– Скажите, Барбара, в вашей практике это было самое серьезное крушение? – спросил Джо.

– Пожалуй, ничего более страшного я действительно не видела. Сравниться с этой катастрофой могут, пожалуй, только две… Об одной я уже упоминала – я имею в виду трагедию в Хоупвелле в 1994 году, когда разбился самолет компании "Ю. Эс. Эйр", следовавший рейсом 427 на Питсбург. В тот раз не я была старшим следователем, но на месте катастрофы мне побывать довелось.
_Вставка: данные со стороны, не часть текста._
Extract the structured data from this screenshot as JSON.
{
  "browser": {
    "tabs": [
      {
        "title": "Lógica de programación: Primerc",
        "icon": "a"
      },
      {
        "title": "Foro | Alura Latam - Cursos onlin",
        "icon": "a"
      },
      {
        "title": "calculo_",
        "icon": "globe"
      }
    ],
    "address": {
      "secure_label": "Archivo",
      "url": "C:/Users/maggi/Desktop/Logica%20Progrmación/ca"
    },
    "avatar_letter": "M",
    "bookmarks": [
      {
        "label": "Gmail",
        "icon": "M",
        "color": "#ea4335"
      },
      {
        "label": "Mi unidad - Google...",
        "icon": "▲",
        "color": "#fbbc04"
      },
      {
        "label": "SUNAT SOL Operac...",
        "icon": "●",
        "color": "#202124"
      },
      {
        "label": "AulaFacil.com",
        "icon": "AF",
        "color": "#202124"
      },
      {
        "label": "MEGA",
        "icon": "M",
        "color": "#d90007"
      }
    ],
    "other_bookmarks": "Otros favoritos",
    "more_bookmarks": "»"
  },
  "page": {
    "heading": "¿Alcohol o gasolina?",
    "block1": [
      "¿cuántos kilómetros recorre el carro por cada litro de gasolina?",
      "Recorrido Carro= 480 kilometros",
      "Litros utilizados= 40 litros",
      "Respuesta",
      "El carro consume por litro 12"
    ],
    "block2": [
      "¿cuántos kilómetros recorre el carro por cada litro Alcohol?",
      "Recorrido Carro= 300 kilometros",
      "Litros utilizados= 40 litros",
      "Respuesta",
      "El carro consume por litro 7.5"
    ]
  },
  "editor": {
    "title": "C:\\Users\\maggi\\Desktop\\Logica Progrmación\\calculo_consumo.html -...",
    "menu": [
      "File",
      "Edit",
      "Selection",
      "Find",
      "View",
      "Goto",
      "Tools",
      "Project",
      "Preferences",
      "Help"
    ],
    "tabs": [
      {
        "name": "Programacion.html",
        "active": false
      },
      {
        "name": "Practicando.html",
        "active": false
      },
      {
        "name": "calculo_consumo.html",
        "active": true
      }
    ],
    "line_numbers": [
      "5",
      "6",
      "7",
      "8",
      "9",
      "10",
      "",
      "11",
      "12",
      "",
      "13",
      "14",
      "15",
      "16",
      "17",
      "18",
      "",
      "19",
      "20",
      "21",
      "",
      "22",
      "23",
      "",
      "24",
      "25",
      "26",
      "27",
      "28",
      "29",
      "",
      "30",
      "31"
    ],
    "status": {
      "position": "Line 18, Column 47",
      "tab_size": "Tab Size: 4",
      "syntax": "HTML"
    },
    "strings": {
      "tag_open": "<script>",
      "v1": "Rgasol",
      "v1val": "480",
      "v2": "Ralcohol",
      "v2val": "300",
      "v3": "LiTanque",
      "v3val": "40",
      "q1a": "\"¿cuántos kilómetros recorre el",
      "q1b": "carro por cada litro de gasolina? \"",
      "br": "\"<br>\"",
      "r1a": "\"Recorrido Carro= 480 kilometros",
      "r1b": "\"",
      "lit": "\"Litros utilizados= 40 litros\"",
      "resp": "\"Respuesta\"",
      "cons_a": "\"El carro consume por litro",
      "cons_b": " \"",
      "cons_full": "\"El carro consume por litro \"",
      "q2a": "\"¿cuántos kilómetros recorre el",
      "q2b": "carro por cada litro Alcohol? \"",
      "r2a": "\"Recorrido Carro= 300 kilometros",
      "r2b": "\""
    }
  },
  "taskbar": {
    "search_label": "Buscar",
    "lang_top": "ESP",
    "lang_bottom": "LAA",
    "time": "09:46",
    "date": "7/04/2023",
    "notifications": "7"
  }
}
– А… тела? В каком состоянии были тела к моменту, когда вы добрались сюда из Пуэбло?

– Джо, послушай…

– Вы сказали, что никто не мог уцелеть. Почему вы так уверены в этом, Барбара?

– Не знаю, стоит ли мне объяснять тебе почему… – тихо ответила она и отвернулась, когда Джо попытался встретиться с ней взглядом. – Картины, которые я видела… они потом являются во сне, терзают сердце и душу.

– В каком состоянии были тела? – не сдавался Джо.

Барбара обеими руками отвела назад свои седые волосы и, отрицательно покачав головой, с самым решительным видом спрятала руки в карманы.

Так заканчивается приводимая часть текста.